Jednak nie należy traktować jej jako literatury faktu. Autorzy (Marcin Ciszewski i Krzysztof Liedel) dokonali w niej paru zabiegów, aby ułatwić strawienie biografii Liedla. O roli Milicji Obywatelskiej w PRL zabrakło zupełnie informacji. Dowiadujemy się, że bohater wstąpił do jakieś formacji poprzedzającej Policję. Nie ma także ani słowa, by bohater spotkał się podczas służby z przefarbowanymi SB-ekami. Przypomnę, że Sejm kontraktowy, w swojej mądrości, nie uchwalił weryfikacji SB-eków, którzy przeskoczyli przed likwidacją służb PRL do Milicji. Tym bardziej nie weryfikowano samych milicjantów. Zagadnienie przekształcenia Milicji w Policję sprowadzono w książce do zmiany szyldu i rozwiązania rąk „fachowcom”. Już na samym początku akcji bohater chwali się awansem poziomym w strukturze MO – do plutonu specjalnego. Przeznaczenie tego pionu MO najlepiej streszczają protokoły procesu strzelających w kopalni „Wujek”.
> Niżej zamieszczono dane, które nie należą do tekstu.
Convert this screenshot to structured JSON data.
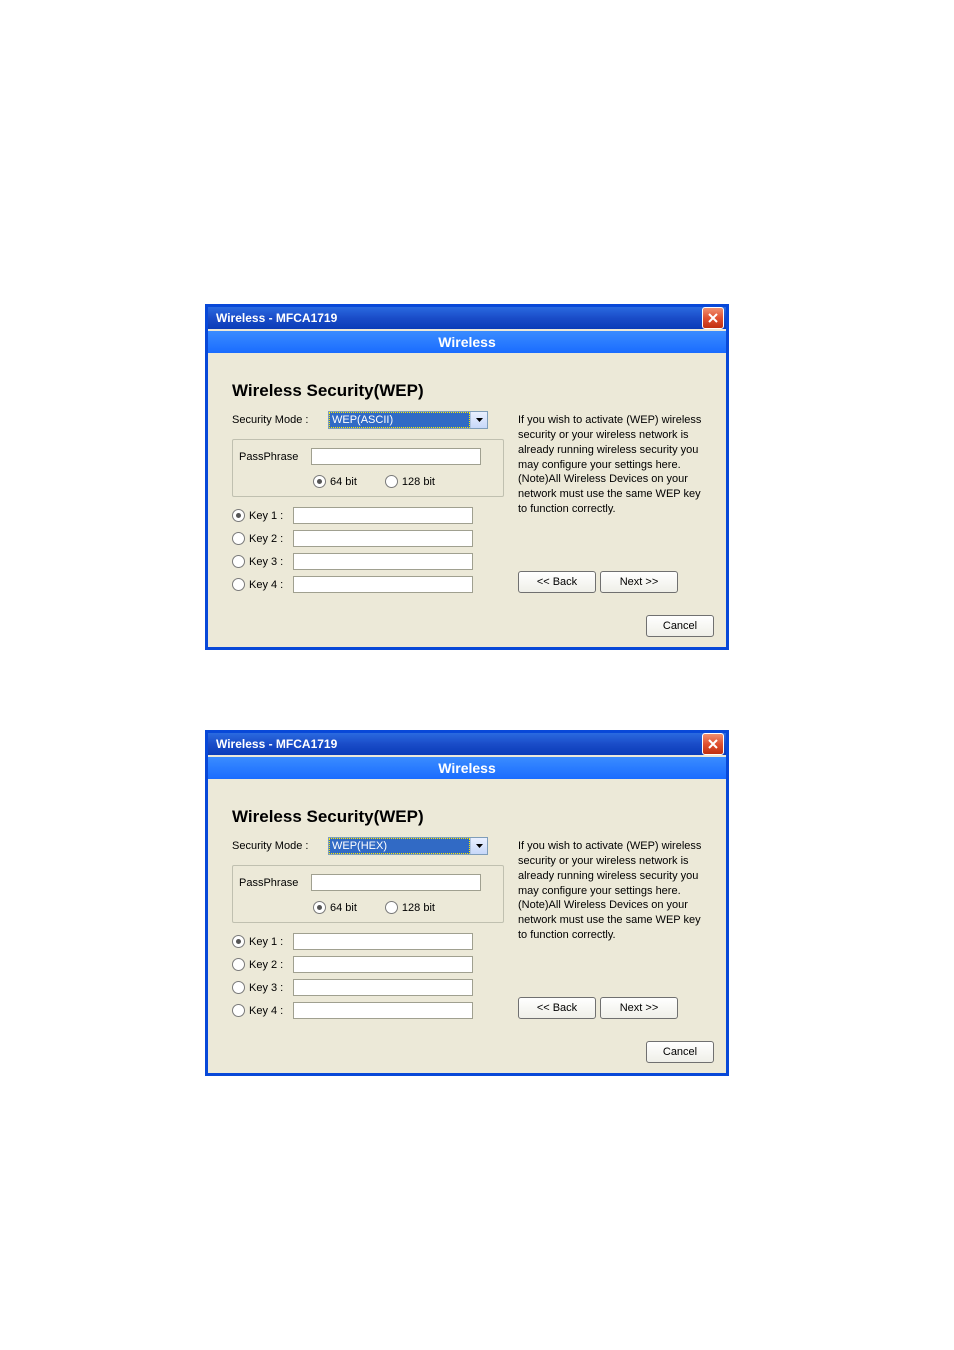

W nowej służbie bohater pracuje w pionie kryminalnym – broni społeczeństwa przed przestępcami, nawet z wysokiej półki mafii rosyjskiej. Jednak czytelnik późno dowiaduje się o handicapie Liedla – waga ok. 120 kg i uprawianie sztuk walki. Znajduje to przełożenie na wszystkie prowadzone śledztwa, niemal w każdej należy kogoś strzelić z główki. Tam gdzie nie pomaga siła, wchodzi czynnik tajnych współpracowników Policji (w tym roku w budżecie przeznaczono dla nich 50 mln złotych). Autorzy zdradzili podręcznikową metodę werbowania źródła, choćby dlatego tego wątku warto książkę przeczytać i to mimo niedoróbek.

W Kazimierzu Dolnym Liedel ściga nietypowego zabójcę, szkolonego w posługiwaniu się nożem. Nazwy wojskowej formacji, w której go wyszkolono, w książce nie wymieniono, jakby autorzy wycofywali się rakiem przed WSI. Ostatni wątek sensacyjny to Liedl- specjalista od terroryzmu, niby nikogo wcześniej w Polsce w tym zakresie nie przeszkolono. Niestety, niektórzy mają pamięć trochę dłuższą i potrafią wymienić generała, który całą swoją karierę w III RP oparł na kilkutygodniowym przeszkoleniu w USA, właśnie w zakresie walki z terroryzmem. To ilu tych jedynych specjalistów już znamy? Dla równowagi mogę pochwalić autorów za krytykę środowiska naukowego jako klasy próżniaczej – opisali protest przeciwko podwyższeniu pensum z 4 godzin tygodniowo w legionowskiej szkole. Jednak Liedel mógłby się pochwalić, o ile wyższe pensum ma teraz w AON.

Książkę-wywiad kończy nader osobiste wyznanie: „Lubię siebie”. Ja Pana nie lubię, bo Pana wizerunek przypomina Rutkowskiego. Książkę mimo wszystko polecam.